Tak berhenti di situ, Nasdem juga baru-baru ini mengadakan pertemuan dengan PKS. Ketua Umum Partai Nasdem Surya Paloh menemui Ketua Umun PKS Sohibul Iman di kantor DPP PKS di Jalan TB Simatupang, Jakarta, Rabu (30/10). Pertemuan itu kemudian jadi bahan sindiran Jokowi ke Nasdem saat menghadiri HUT ke-55 Partai Golkar.

Bukan hanya Nasdem, Partai Hanura juga mengungkap ketidakpuasan mereka dengan susunan kabinet. Partai Hanura tak mendapatkan satu pun kursi meski sudah menjadi pendukung Jokowi sejak 2014.

“Jokowi hanya menghitung kawan berdasarkan kalkulator semata, yakni hanya memandang jumlah suara partai saja,” kata Ketua DPP Hanura Inas Nasrullah.

Belum lagi kelompok pendukung Jokowi di luar partai politik. Ketua Umum Pengurus Besar Nahdlatul Ulama (PBNU) Said Aqil Siraj, misalnya, menyatakan Imam Besar FPI Rizieq Shihab perlu dihormati.

Pernyataan itu menjadi sorotan karena selama ini Said jadi orang paling lantang mengkritik Rizieq, FPI, dan PA 212. Ucapan itu juga disampaikan hanya berselang sepekan setelah ia menyindir ada habib tak nasionalis dalam peringatan Hari Santri di Jakarta, Selasa (22/10).

Pengamat komunikasi politik dari Universitas Pelita Harapan (UPH) Emrus Sihombing menilai tambahan enam wakil menteri merupakan cara Jokowi membagi rata hasil perjuangan kepada rekan koalisinya.

Penambahan jumlah wamen juga dianggap Emrus sebagai taktik Jokowi mengakomodasi kelompok pendukung yang belum mendapat posisi di kabinet.

“Saya pikir bisa saja muncul karena memang tambahan wamen itu bisa saja memenuhi keinginan-keinginan para politisi atau partai karena memang partai itu kan berpolitik untuk kekuasaan,” kata Emrus saat dihubungi CNNIndonesia.com, Senin (11/11).

Emrus mengatakan penambahan enam posisi wamen sebagai bentuk bagi-bagi kekuasaan yang dilakukan Jokowi.
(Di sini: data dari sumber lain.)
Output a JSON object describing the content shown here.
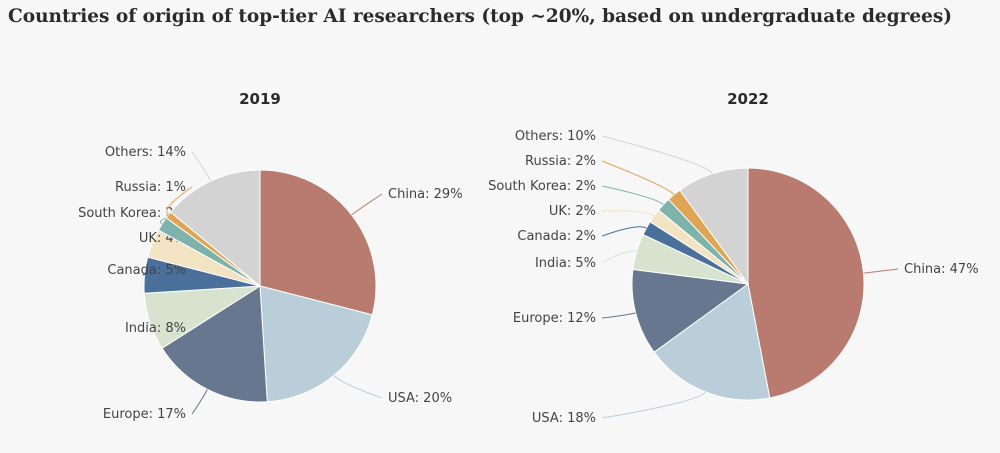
{
  "page": {
    "title": "Countries of origin of top-tier AI researchers (top ~20%, based on undergraduate degrees)"
  },
  "chart_data": [
    {
      "type": "pie",
      "title": "2019",
      "slices": [
        {
          "label": "China",
          "value": 29,
          "color": "#b97b70"
        },
        {
          "label": "USA",
          "value": 20,
          "color": "#b9ced9"
        },
        {
          "label": "Europe",
          "value": 17,
          "color": "#67778f"
        },
        {
          "label": "India",
          "value": 8,
          "color": "#d7e3cf"
        },
        {
          "label": "Canada",
          "value": 5,
          "color": "#4a709b"
        },
        {
          "label": "UK",
          "value": 4,
          "color": "#f2e3c2"
        },
        {
          "label": "South Korea",
          "value": 2,
          "color": "#7eb3ab"
        },
        {
          "label": "Russia",
          "value": 1,
          "color": "#e0a455"
        },
        {
          "label": "Others",
          "value": 14,
          "color": "#d3d3d3"
        }
      ]
    },
    {
      "type": "pie",
      "title": "2022",
      "slices": [
        {
          "label": "China",
          "value": 47,
          "color": "#b97b70"
        },
        {
          "label": "USA",
          "value": 18,
          "color": "#b9ced9"
        },
        {
          "label": "Europe",
          "value": 12,
          "color": "#67778f"
        },
        {
          "label": "India",
          "value": 5,
          "color": "#d7e3cf"
        },
        {
          "label": "Canada",
          "value": 2,
          "color": "#4a709b"
        },
        {
          "label": "UK",
          "value": 2,
          "color": "#f2e3c2"
        },
        {
          "label": "South Korea",
          "value": 2,
          "color": "#7eb3ab"
        },
        {
          "label": "Russia",
          "value": 2,
          "color": "#e0a455"
        },
        {
          "label": "Others",
          "value": 10,
          "color": "#d3d3d3"
        }
      ]
    }
  ]
}
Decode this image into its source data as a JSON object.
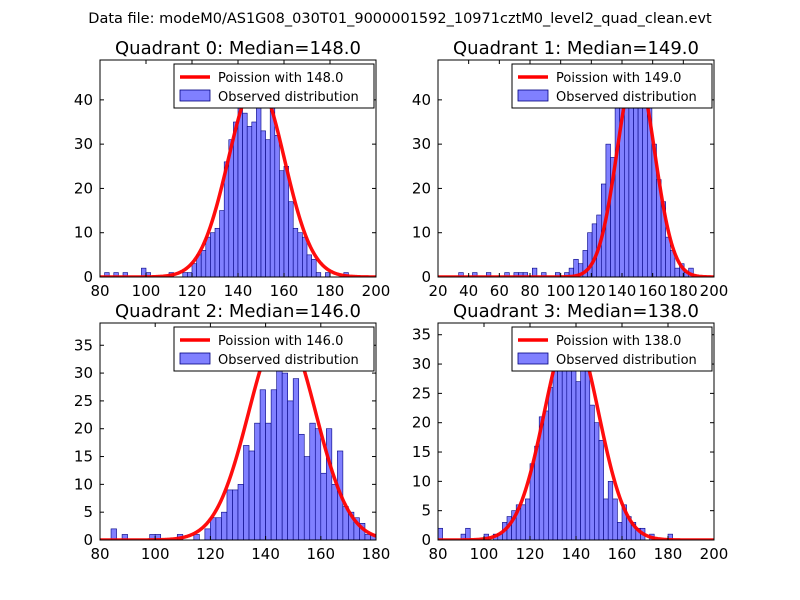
{
  "suptitle": "Data file: modeM0/AS1G08_030T01_9000001592_10971cztM0_level2_quad_clean.evt",
  "colors": {
    "bar_fill": "#8080ff",
    "bar_edge": "#000080",
    "line": "#ff0000",
    "axes": "#000000"
  },
  "chart_data": [
    {
      "type": "bar",
      "title": "Quadrant 0: Median=148.0",
      "xlim": [
        80,
        200
      ],
      "ylim": [
        0,
        49
      ],
      "xticks": [
        "80",
        "100",
        "120",
        "140",
        "160",
        "180",
        "200"
      ],
      "xtick_values": [
        80,
        100,
        120,
        140,
        160,
        180,
        200
      ],
      "yticks": [
        "0",
        "10",
        "20",
        "30",
        "40"
      ],
      "ytick_values": [
        0,
        10,
        20,
        30,
        40
      ],
      "bin_width": 2,
      "legend": {
        "line": "Poission with 148.0",
        "bars": "Observed distribution",
        "loc": "upper right"
      },
      "bars": [
        [
          83,
          1
        ],
        [
          87,
          1
        ],
        [
          91,
          1
        ],
        [
          99,
          2
        ],
        [
          101,
          1
        ],
        [
          111,
          1
        ],
        [
          117,
          1
        ],
        [
          119,
          1
        ],
        [
          121,
          3
        ],
        [
          123,
          5
        ],
        [
          125,
          6
        ],
        [
          127,
          9
        ],
        [
          129,
          10
        ],
        [
          131,
          11
        ],
        [
          133,
          15
        ],
        [
          135,
          26
        ],
        [
          137,
          31
        ],
        [
          139,
          35
        ],
        [
          141,
          43
        ],
        [
          143,
          37
        ],
        [
          145,
          34
        ],
        [
          147,
          35
        ],
        [
          149,
          42
        ],
        [
          151,
          33
        ],
        [
          153,
          31
        ],
        [
          155,
          44
        ],
        [
          157,
          32
        ],
        [
          159,
          24
        ],
        [
          161,
          25
        ],
        [
          163,
          17
        ],
        [
          165,
          11
        ],
        [
          167,
          10
        ],
        [
          169,
          9
        ],
        [
          171,
          5
        ],
        [
          173,
          4
        ],
        [
          175,
          1
        ],
        [
          179,
          1
        ],
        [
          187,
          1
        ]
      ],
      "curve": {
        "mean": 148,
        "peak": 44
      }
    },
    {
      "type": "bar",
      "title": "Quadrant 1: Median=149.0",
      "xlim": [
        20,
        200
      ],
      "ylim": [
        0,
        49
      ],
      "xticks": [
        "20",
        "40",
        "60",
        "80",
        "100",
        "120",
        "140",
        "160",
        "180",
        "200"
      ],
      "xtick_values": [
        20,
        40,
        60,
        80,
        100,
        120,
        140,
        160,
        180,
        200
      ],
      "yticks": [
        "0",
        "10",
        "20",
        "30",
        "40"
      ],
      "ytick_values": [
        0,
        10,
        20,
        30,
        40
      ],
      "bin_width": 3,
      "legend": {
        "line": "Poission with 149.0",
        "bars": "Observed distribution",
        "loc": "upper right"
      },
      "bars": [
        [
          35,
          1
        ],
        [
          44,
          1
        ],
        [
          53,
          1
        ],
        [
          65,
          1
        ],
        [
          71,
          1
        ],
        [
          74,
          1
        ],
        [
          77,
          1
        ],
        [
          83,
          2
        ],
        [
          89,
          1
        ],
        [
          98,
          1
        ],
        [
          104,
          1
        ],
        [
          107,
          2
        ],
        [
          110,
          4
        ],
        [
          113,
          3
        ],
        [
          116,
          6
        ],
        [
          119,
          10
        ],
        [
          122,
          12
        ],
        [
          125,
          14
        ],
        [
          128,
          21
        ],
        [
          131,
          30
        ],
        [
          134,
          27
        ],
        [
          137,
          39
        ],
        [
          140,
          43
        ],
        [
          143,
          45
        ],
        [
          146,
          44
        ],
        [
          149,
          47
        ],
        [
          152,
          46
        ],
        [
          155,
          41
        ],
        [
          158,
          43
        ],
        [
          161,
          30
        ],
        [
          164,
          22
        ],
        [
          167,
          17
        ],
        [
          170,
          9
        ],
        [
          173,
          6
        ],
        [
          176,
          2
        ],
        [
          179,
          3
        ],
        [
          182,
          1
        ],
        [
          185,
          2
        ]
      ],
      "curve": {
        "mean": 149,
        "peak": 47
      }
    },
    {
      "type": "bar",
      "title": "Quadrant 2: Median=146.0",
      "xlim": [
        80,
        180
      ],
      "ylim": [
        0,
        39
      ],
      "xticks": [
        "80",
        "100",
        "120",
        "140",
        "160",
        "180"
      ],
      "xtick_values": [
        80,
        100,
        120,
        140,
        160,
        180
      ],
      "yticks": [
        "0",
        "5",
        "10",
        "15",
        "20",
        "25",
        "30",
        "35"
      ],
      "ytick_values": [
        0,
        5,
        10,
        15,
        20,
        25,
        30,
        35
      ],
      "bin_width": 2,
      "legend": {
        "line": "Poission with 146.0",
        "bars": "Observed distribution",
        "loc": "upper right"
      },
      "bars": [
        [
          85,
          2
        ],
        [
          89,
          1
        ],
        [
          99,
          1
        ],
        [
          101,
          1
        ],
        [
          109,
          1
        ],
        [
          115,
          1
        ],
        [
          119,
          2
        ],
        [
          121,
          4
        ],
        [
          123,
          4
        ],
        [
          125,
          5
        ],
        [
          127,
          9
        ],
        [
          129,
          9
        ],
        [
          131,
          10
        ],
        [
          133,
          17
        ],
        [
          135,
          16
        ],
        [
          137,
          21
        ],
        [
          139,
          27
        ],
        [
          141,
          21
        ],
        [
          143,
          27
        ],
        [
          145,
          38
        ],
        [
          147,
          30
        ],
        [
          149,
          25
        ],
        [
          151,
          29
        ],
        [
          153,
          19
        ],
        [
          155,
          15
        ],
        [
          157,
          21
        ],
        [
          159,
          20
        ],
        [
          161,
          12
        ],
        [
          163,
          20
        ],
        [
          165,
          10
        ],
        [
          167,
          16
        ],
        [
          169,
          6
        ],
        [
          171,
          5
        ],
        [
          173,
          4
        ],
        [
          175,
          3
        ],
        [
          177,
          1
        ],
        [
          179,
          1
        ]
      ],
      "curve": {
        "mean": 146,
        "peak": 38
      }
    },
    {
      "type": "bar",
      "title": "Quadrant 3: Median=138.0",
      "xlim": [
        80,
        200
      ],
      "ylim": [
        0,
        37
      ],
      "xticks": [
        "80",
        "100",
        "120",
        "140",
        "160",
        "180",
        "200"
      ],
      "xtick_values": [
        80,
        100,
        120,
        140,
        160,
        180,
        200
      ],
      "yticks": [
        "0",
        "5",
        "10",
        "15",
        "20",
        "25",
        "30",
        "35"
      ],
      "ytick_values": [
        0,
        5,
        10,
        15,
        20,
        25,
        30,
        35
      ],
      "bin_width": 2,
      "legend": {
        "line": "Poission with 138.0",
        "bars": "Observed distribution",
        "loc": "upper right"
      },
      "bars": [
        [
          81,
          2
        ],
        [
          91,
          1
        ],
        [
          93,
          2
        ],
        [
          101,
          1
        ],
        [
          105,
          1
        ],
        [
          107,
          1
        ],
        [
          109,
          3
        ],
        [
          111,
          4
        ],
        [
          113,
          5
        ],
        [
          115,
          6
        ],
        [
          117,
          6
        ],
        [
          119,
          7
        ],
        [
          121,
          13
        ],
        [
          123,
          16
        ],
        [
          125,
          21
        ],
        [
          127,
          22
        ],
        [
          129,
          26
        ],
        [
          131,
          32
        ],
        [
          133,
          35
        ],
        [
          135,
          31
        ],
        [
          137,
          35
        ],
        [
          139,
          34
        ],
        [
          141,
          27
        ],
        [
          143,
          32
        ],
        [
          145,
          29
        ],
        [
          147,
          23
        ],
        [
          149,
          20
        ],
        [
          151,
          17
        ],
        [
          153,
          7
        ],
        [
          155,
          10
        ],
        [
          157,
          7
        ],
        [
          159,
          3
        ],
        [
          161,
          6
        ],
        [
          163,
          4
        ],
        [
          165,
          3
        ],
        [
          167,
          2
        ],
        [
          169,
          2
        ],
        [
          173,
          1
        ],
        [
          181,
          1
        ]
      ],
      "curve": {
        "mean": 138,
        "peak": 36
      }
    }
  ]
}
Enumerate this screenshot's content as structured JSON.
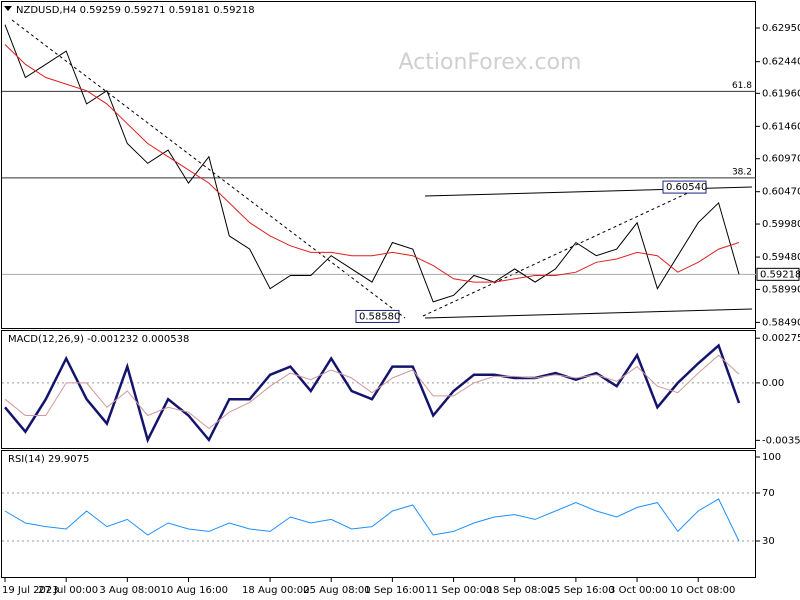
{
  "chart_data": [
    {
      "type": "line",
      "title": "NZDUSD,H4  0.59259 0.59271 0.59181 0.59218",
      "watermark": "ActionForex.com",
      "ylim": [
        0.58405,
        0.63344
      ],
      "yticks": [
        {
          "value": 0.6295,
          "label": "0.62950"
        },
        {
          "value": 0.6244,
          "label": "0.62440"
        },
        {
          "value": 0.6196,
          "label": "0.61960"
        },
        {
          "value": 0.6146,
          "label": "0.61460"
        },
        {
          "value": 0.6097,
          "label": "0.60970"
        },
        {
          "value": 0.6047,
          "label": "0.60470"
        },
        {
          "value": 0.5998,
          "label": "0.59980"
        },
        {
          "value": 0.5948,
          "label": "0.59480"
        },
        {
          "value": 0.5899,
          "label": "0.58990"
        },
        {
          "value": 0.5849,
          "label": "0.58490"
        }
      ],
      "levels": [
        {
          "value": 0.6199,
          "label": "61.8"
        },
        {
          "value": 0.6068,
          "label": "38.2"
        }
      ],
      "last_price": 0.59218,
      "annotations": [
        {
          "value": 0.6054,
          "label": "0.60540"
        },
        {
          "value": 0.5858,
          "label": "0.58580"
        }
      ],
      "series": [
        {
          "name": "NZDUSD",
          "color": "#000000",
          "values": [
            0.63,
            0.622,
            0.624,
            0.626,
            0.618,
            0.62,
            0.612,
            0.609,
            0.611,
            0.606,
            0.61,
            0.598,
            0.596,
            0.59,
            0.592,
            0.592,
            0.595,
            0.593,
            0.591,
            0.597,
            0.596,
            0.588,
            0.589,
            0.592,
            0.591,
            0.593,
            0.591,
            0.593,
            0.597,
            0.595,
            0.596,
            0.6,
            0.59,
            0.595,
            0.6,
            0.603,
            0.59218
          ]
        },
        {
          "name": "MA",
          "color": "#e02020",
          "values": [
            0.627,
            0.624,
            0.622,
            0.621,
            0.62,
            0.618,
            0.615,
            0.612,
            0.61,
            0.608,
            0.606,
            0.603,
            0.6,
            0.598,
            0.5965,
            0.5955,
            0.5955,
            0.595,
            0.595,
            0.5955,
            0.595,
            0.5935,
            0.5915,
            0.591,
            0.591,
            0.5915,
            0.592,
            0.592,
            0.5925,
            0.594,
            0.5945,
            0.5955,
            0.595,
            0.5925,
            0.594,
            0.596,
            0.597
          ]
        }
      ]
    },
    {
      "type": "line",
      "title": "MACD(12,26,9) -0.001232 0.000538",
      "ylim": [
        -0.004,
        0.00319
      ],
      "yticks": [
        0.00275,
        {
          "value": 0,
          "label": "0.00"
        },
        -0.003531
      ],
      "guide_lines": [
        0
      ],
      "series": [
        {
          "name": "MACD",
          "color": "#14146e",
          "values": [
            -0.0015,
            -0.003,
            -0.001,
            0.0015,
            -0.001,
            -0.0025,
            0.001,
            -0.0035,
            -0.001,
            -0.002,
            -0.0035,
            -0.001,
            -0.001,
            0.0005,
            0.001,
            -0.0005,
            0.0015,
            -0.0005,
            -0.001,
            0.001,
            0.001,
            -0.002,
            -0.0005,
            0.0005,
            0.0005,
            0.0003,
            0.0003,
            0.0006,
            0.0002,
            0.0006,
            -0.0002,
            0.0017,
            -0.0015,
            0,
            0.0012,
            0.0023,
            -0.001232
          ]
        },
        {
          "name": "Signal",
          "color": "#d09a9a",
          "values": [
            -0.001,
            -0.002,
            -0.002,
            0,
            0,
            -0.0015,
            -0.0005,
            -0.002,
            -0.0015,
            -0.0018,
            -0.0028,
            -0.0018,
            -0.0012,
            -0.0002,
            0.0006,
            0.0002,
            0.0008,
            0.0003,
            -0.0006,
            0.0003,
            0.0008,
            -0.0008,
            -0.0008,
            0,
            0.0004,
            0.0004,
            0.0003,
            0.0005,
            0.0003,
            0.0005,
            0.0001,
            0.001,
            -0.0002,
            -0.0006,
            0.0006,
            0.0017,
            0.000538
          ]
        }
      ]
    },
    {
      "type": "line",
      "title": "RSI(14) 29.9075",
      "ylim": [
        0,
        105
      ],
      "yticks": [
        100,
        70,
        30
      ],
      "guide_lines": [
        70,
        30
      ],
      "categories": [
        "19 Jul 2023",
        null,
        null,
        "27 Jul 00:00",
        null,
        null,
        "3 Aug 08:00",
        null,
        null,
        "10 Aug 16:00",
        null,
        null,
        null,
        "18 Aug 00:00",
        null,
        null,
        "25 Aug 08:00",
        null,
        null,
        "1 Sep 16:00",
        null,
        null,
        "11 Sep 00:00",
        null,
        null,
        "18 Sep 08:00",
        null,
        null,
        "25 Sep 16:00",
        null,
        null,
        "3 Oct 00:00",
        null,
        null,
        "10 Oct 08:00",
        null,
        null
      ],
      "series": [
        {
          "name": "RSI",
          "color": "#1e90ff",
          "values": [
            55,
            45,
            42,
            40,
            55,
            42,
            48,
            35,
            45,
            40,
            38,
            45,
            40,
            38,
            50,
            45,
            48,
            40,
            42,
            55,
            60,
            35,
            38,
            45,
            50,
            52,
            48,
            55,
            62,
            55,
            50,
            58,
            62,
            38,
            55,
            65,
            29.9075
          ]
        }
      ]
    }
  ]
}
Namun Jokowi perlu mengkaji secara mendalam agar posisi wamen baru tidak kontraproduktif.

Jokowi perlu mempertimbangkan sosok yang benar-benar menambah kinerja kementerian. Jika tidak, kata Emrus, penambahan wamen malah akan merugikan posisi Jokowi sendiri.

“Tentu bahwa penambahan wamen benar-benar meningkatkan kinerja, goal akhirnya kesejahteraan rakyat,” ujarnya.

Dihubungi terpisah, pengamat politik dari Universitas Al Azhar Indonesia Ujang Komaruddin secara tegas meyakini penambahan wakil menteri lebih condong untuk mengakomodasi kepentingan politik dibandingkan kebutuhan pemerintahan.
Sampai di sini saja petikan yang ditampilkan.